Pollock Curry by Alaska Seafood
- 400 g frozen pollock wild Alaska fillet, thawed
- 3 tbsp olive oil
- 150 g frozen onions chopped
- 2 tsp frozen garlic chopped
- 1 tsp cumin seeds
- 1 tsp ground coriander
- 1 tbsp curry powder korma or mild
- 1 courgette sliced
- 1 carrot chopped into chunks
- 1 aubergine chopped into chunks
- 1 red pepper deseeded and chopped into chunks
- 800 g chopped tomatoes
- 450 ml vegetable stock or chicken
- 400 g chick peas drained
- 50 g red lentils
- 2 tbsp frozen coriander
- Pat the wild Alaska pollock fillets dry with kitchen paper and then cut them into large chunks.

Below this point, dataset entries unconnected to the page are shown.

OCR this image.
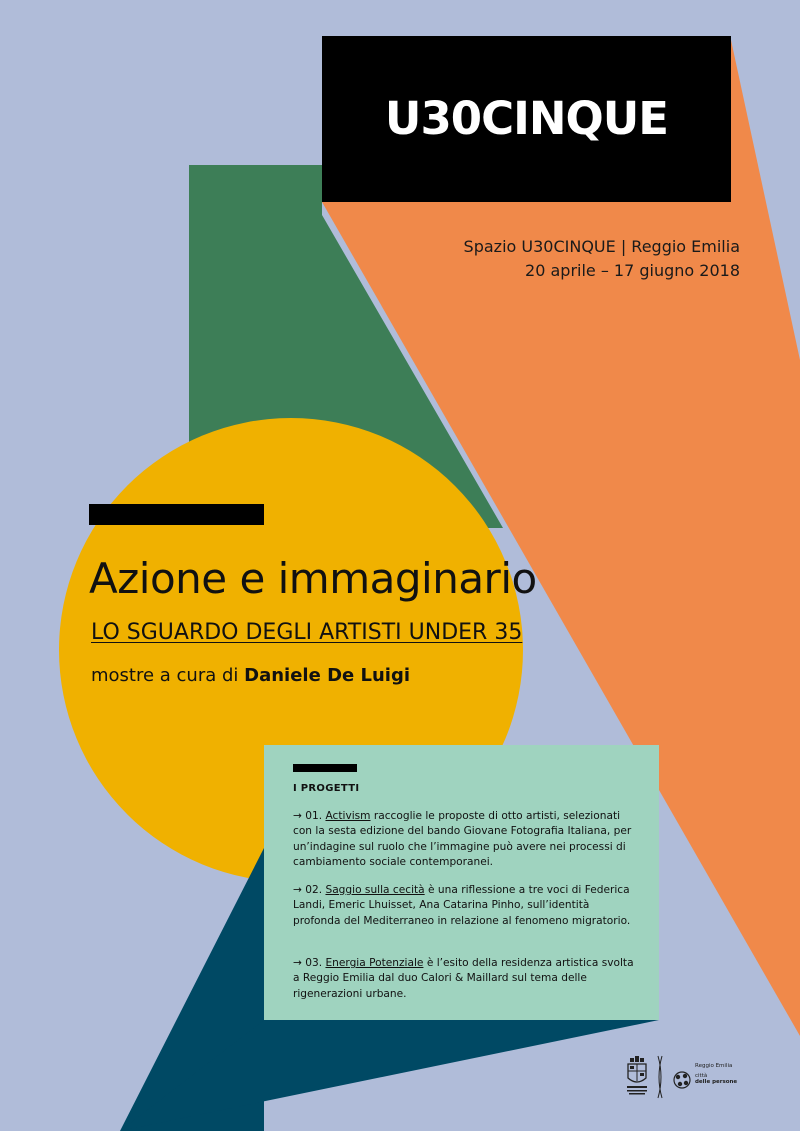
U30CINQUE
Spazio U30CINQUE | Reggio Emilia
20 aprile – 17 giugno 2018
Azione e immaginario
LO SGUARDO DEGLI ARTISTI UNDER 35
mostre a cura di Daniele De Luigi
I PROGETTI
→ 01. Activism raccoglie le proposte di otto artisti, selezionati con la sesta edizione del bando Giovane Fotografia Italiana, per un’indagine sul ruolo che l’immagine può avere nei processi di cambiamento sociale contemporanei.
→ 02. Saggio sulla cecità è una riflessione a tre voci di Federica Landi, Emeric Lhuisset, Ana Catarina Pinho, sull’identità profonda del Mediterraneo in relazione al fenomeno migratorio.
→ 03. Energia Potenziale è l’esito della residenza artistica svolta a Reggio Emilia dal duo Calori & Maillard sul tema delle rigenerazioni urbane.
Reggio Emilia
città
delle persone
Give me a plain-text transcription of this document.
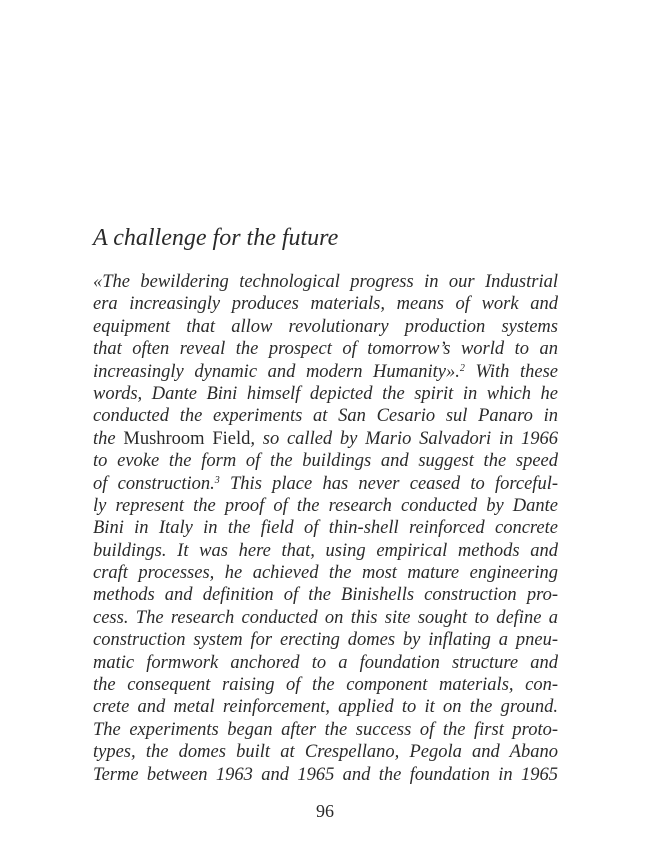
A challenge for the future
«The bewildering technological progress in our Industrial
era increasingly produces materials, means of work and
equipment that allow revolutionary production systems
that often reveal the prospect of tomorrow’s world to an
increasingly dynamic and modern Humanity».$^2$ With these
words, Dante Bini himself depicted the spirit in which he
conducted the experiments at San Cesario sul Panaro in
the Mushroom Field, so called by Mario Salvadori in 1966
to evoke the form of the buildings and suggest the speed
of construction.$^3$ This place has never ceased to forceful-
ly represent the proof of the research conducted by Dante
Bini in Italy in the field of thin-shell reinforced concrete
buildings. It was here that, using empirical methods and
craft processes, he achieved the most mature engineering
methods and definition of the Binishells construction pro-
cess. The research conducted on this site sought to define a
construction system for erecting domes by inflating a pneu-
matic formwork anchored to a foundation structure and
the consequent raising of the component materials, con-
crete and metal reinforcement, applied to it on the ground.
The experiments began after the success of the first proto-
types, the domes built at Crespellano, Pegola and Abano
Terme between 1963 and 1965 and the foundation in 1965

96
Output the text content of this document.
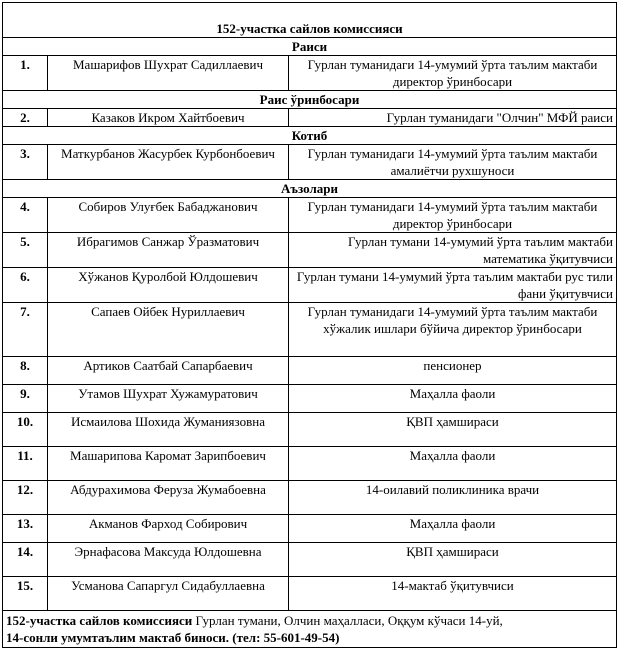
152-участка сайлов комиссияси		
Раиси		
1.	Машарифов Шухрат Садиллаевич	Гурлан туманидаги 14-умумий ўрта таълим мактаби директор ўринбосари
Раис ўринбосари		
2.	Казаков Икром Хайтбоевич	Гурлан туманидаги "Олчин" МФЙ раиси
Котиб		
3.	Маткурбанов Жасурбек Курбонбоевич	Гурлан туманидаги 14-умумий ўрта таълим мактаби амалиётчи рухшуноси
Аъзолари		
4.	Собиров Улуғбек Бабаджанович	Гурлан туманидаги 14-умумий ўрта таълим мактаби директор ўринбосари
5.	Ибрагимов Санжар Ўразматович	Гурлан тумани 14-умумий ўрта таълим мактаби математика ўқитувчиси
6.	Хўжанов Қуролбой Юлдошевич	Гурлан тумани 14-умумий ўрта таълим мактаби рус тили фани ўқитувчиси
7.	Сапаев Ойбек Нуриллаевич	Гурлан туманидаги 14-умумий ўрта таълим мактаби хўжалик ишлари бўйича директор ўринбосари
8.	Артиков Саатбай Сапарбаевич	пенсионер
9.	Утамов Шухрат Хужамуратович	Маҳалла фаоли
10.	Исмаилова Шохида Жуманиязовна	ҚВП ҳамшираси
11.	Машарипова Каромат Зарипбоевич	Маҳалла фаоли
12.	Абдурахимова Феруза Жумабоевна	14-оилавий поликлиника врачи
13.	Акманов Фарход Собирович	Маҳалла фаоли
14.	Эрнафасова Максуда Юлдошевна	ҚВП ҳамшираси
15.	Усманова Сапаргул Сидабуллаевна	14-мактаб ўқитувчиси
152-участка сайлов комиссияси Гурлан тумани, Олчин маҳалласи, Оққум кўчаси 14-уй,
14-сонли умумтаълим мактаб биноси. (тел: 55-601-49-54)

- Heat the olive oil in a large saucepan. Gently fry the onion and garlic for 2 or 3 minutes, until softened. Stir in the cumin seeds, ground coriander and curry powder and stir for a few seconds.
- Add the courgette, carrot, aubergine, pepper and canned tomatoes. Pour in the stock and add the chickpeas and lentils. Bring to the boil, then reduce the heat and simmer for 20-30 minutes, or until the vegetables are tender and the lentils are soft.
- Add the pollock chunks to the saucepan, stirring them in gently. Simmer the curry for a further 5 minutes to cook the fish. Stir in the fresh coriander and season to taste.
- Ladle into warm bowls and serve with hot naan bread or rice.